The deposits are in international waters in an area stretching east and west of Hawaii, as well as east of Tahiti in French Polynesia, he said.

He estimated rare earths contained in the deposits amounted to 80 to 100 billion metric tons, compared to global reserves currently confirmed by the U.S. Geological Survey of just 110 million tonnes that have been found mainly in China, Russia and other former Soviet countries, and the United States.

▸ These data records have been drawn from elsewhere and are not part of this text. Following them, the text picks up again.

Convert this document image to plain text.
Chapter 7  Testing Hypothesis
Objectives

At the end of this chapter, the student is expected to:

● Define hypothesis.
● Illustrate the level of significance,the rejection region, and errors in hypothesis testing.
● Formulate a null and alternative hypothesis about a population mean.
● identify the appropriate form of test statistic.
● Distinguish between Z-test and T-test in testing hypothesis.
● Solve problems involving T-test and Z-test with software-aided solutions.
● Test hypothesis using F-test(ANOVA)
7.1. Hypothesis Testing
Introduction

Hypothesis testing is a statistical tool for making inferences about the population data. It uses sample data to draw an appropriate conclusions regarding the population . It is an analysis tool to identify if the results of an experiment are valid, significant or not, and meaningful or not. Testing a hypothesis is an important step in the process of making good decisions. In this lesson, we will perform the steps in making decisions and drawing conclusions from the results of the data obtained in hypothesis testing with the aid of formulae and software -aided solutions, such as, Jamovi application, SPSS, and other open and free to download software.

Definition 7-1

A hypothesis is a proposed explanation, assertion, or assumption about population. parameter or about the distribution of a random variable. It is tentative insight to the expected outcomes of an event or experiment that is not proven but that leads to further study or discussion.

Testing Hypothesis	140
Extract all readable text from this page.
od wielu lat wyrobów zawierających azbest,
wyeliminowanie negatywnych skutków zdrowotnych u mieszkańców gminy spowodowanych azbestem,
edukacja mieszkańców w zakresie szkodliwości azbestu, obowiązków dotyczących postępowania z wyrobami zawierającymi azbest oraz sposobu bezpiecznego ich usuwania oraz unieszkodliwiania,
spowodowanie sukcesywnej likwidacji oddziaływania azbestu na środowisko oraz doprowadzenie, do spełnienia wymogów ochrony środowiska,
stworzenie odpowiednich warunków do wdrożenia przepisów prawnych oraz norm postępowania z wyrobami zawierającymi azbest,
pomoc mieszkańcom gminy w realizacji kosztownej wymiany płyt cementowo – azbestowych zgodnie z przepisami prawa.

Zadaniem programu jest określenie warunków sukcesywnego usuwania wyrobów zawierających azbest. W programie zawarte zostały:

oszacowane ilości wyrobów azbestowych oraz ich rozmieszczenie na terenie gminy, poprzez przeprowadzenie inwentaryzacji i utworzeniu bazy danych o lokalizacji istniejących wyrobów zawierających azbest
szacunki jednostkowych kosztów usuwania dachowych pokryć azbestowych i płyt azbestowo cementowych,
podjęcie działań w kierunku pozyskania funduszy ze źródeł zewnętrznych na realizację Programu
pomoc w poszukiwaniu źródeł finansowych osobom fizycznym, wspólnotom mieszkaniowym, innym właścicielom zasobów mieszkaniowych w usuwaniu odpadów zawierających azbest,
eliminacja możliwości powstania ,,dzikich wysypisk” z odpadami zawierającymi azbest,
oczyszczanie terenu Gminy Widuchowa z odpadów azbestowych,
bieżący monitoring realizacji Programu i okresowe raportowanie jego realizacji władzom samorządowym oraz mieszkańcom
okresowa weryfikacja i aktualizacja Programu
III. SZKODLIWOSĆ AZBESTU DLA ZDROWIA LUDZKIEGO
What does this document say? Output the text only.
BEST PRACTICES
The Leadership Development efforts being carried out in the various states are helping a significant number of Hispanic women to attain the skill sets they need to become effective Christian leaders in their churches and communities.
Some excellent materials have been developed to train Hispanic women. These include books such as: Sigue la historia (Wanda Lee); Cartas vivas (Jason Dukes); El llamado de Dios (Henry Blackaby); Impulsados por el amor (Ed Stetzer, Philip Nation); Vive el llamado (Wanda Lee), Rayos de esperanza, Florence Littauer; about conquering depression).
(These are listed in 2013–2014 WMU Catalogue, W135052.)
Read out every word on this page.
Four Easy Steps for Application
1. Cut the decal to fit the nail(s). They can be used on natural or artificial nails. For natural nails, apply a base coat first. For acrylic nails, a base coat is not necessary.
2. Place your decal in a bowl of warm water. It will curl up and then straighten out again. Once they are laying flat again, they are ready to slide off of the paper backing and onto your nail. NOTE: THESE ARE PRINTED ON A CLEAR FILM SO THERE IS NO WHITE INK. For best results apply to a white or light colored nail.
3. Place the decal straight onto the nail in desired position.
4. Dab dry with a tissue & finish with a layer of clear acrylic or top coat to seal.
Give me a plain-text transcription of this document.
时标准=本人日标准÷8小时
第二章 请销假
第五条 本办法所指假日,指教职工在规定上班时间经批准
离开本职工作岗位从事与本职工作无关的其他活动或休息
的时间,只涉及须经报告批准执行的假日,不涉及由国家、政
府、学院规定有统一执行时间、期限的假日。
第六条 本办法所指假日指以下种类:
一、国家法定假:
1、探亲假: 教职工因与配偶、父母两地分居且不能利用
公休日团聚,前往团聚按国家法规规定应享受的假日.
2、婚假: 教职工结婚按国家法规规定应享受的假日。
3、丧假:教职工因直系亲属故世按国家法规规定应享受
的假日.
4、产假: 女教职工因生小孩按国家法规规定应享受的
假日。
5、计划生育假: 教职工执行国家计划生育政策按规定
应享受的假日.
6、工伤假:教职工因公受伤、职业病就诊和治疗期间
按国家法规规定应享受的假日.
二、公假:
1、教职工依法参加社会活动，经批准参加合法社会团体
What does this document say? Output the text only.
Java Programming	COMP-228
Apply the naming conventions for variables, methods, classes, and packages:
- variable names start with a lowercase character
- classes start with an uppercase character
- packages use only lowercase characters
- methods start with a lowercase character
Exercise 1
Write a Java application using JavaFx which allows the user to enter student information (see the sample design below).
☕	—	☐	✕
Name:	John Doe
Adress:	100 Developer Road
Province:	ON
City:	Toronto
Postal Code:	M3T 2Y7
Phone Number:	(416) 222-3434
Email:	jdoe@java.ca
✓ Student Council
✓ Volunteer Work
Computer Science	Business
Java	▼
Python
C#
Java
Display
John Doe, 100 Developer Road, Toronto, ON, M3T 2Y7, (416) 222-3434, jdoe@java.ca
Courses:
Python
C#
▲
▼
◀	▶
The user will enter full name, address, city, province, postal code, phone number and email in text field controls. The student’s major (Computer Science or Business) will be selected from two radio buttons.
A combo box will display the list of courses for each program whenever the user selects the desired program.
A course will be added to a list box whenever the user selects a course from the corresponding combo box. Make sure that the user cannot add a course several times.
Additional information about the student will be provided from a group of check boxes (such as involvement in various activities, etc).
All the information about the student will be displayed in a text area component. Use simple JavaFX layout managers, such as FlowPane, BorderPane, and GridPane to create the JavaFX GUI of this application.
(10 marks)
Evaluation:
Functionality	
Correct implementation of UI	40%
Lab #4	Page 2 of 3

Details of the discovery were published on Monday in the online version of British journal Nature Geoscience.

The level of uranium and thorium -- radioactive ingredients that are usually contained in such deposits that can pose environmental hazards -- was found to be one-fifth of those in deposits on land, Kato said.

A chronic shortage of rare earths, vital for making a range of high-technology electronics, magnets and batteries, has encouraged mining projects for them in recent years.

 

China, which accounts for 97 percent of global rare earth supplies, has been tightening trade in the strategic metals, sparking an explosion in prices.

Japan, which accounts for a third of global demand, has been stung badly, and has been looking to diversify its supply sources, particularly of heavy rare earths such as dysprosium used in magnets.

Kato said the sea mud was especially rich in heavier rare earths such as gadolinium, lutetium, terbium and dysprosium.

"These are used to manufacture flat-screen TVs, LED (light-emitting diode) valves, and hybrid cars," he said.

Extracting the deposits requires pumping up material from the ocean floor. "Sea mud can be brought up to ships and we can extract rare earths right there using simple acid leaching," he said.

"Using diluted acid, the process is fast, and within a few hours we can extract 80-90 percent of rare earths from the mud."

The team found that sites close to Hawaii and Tahiti were especially rich in rare earths, he said.

He gave no estimate of when extraction of the materials from the seabed might start.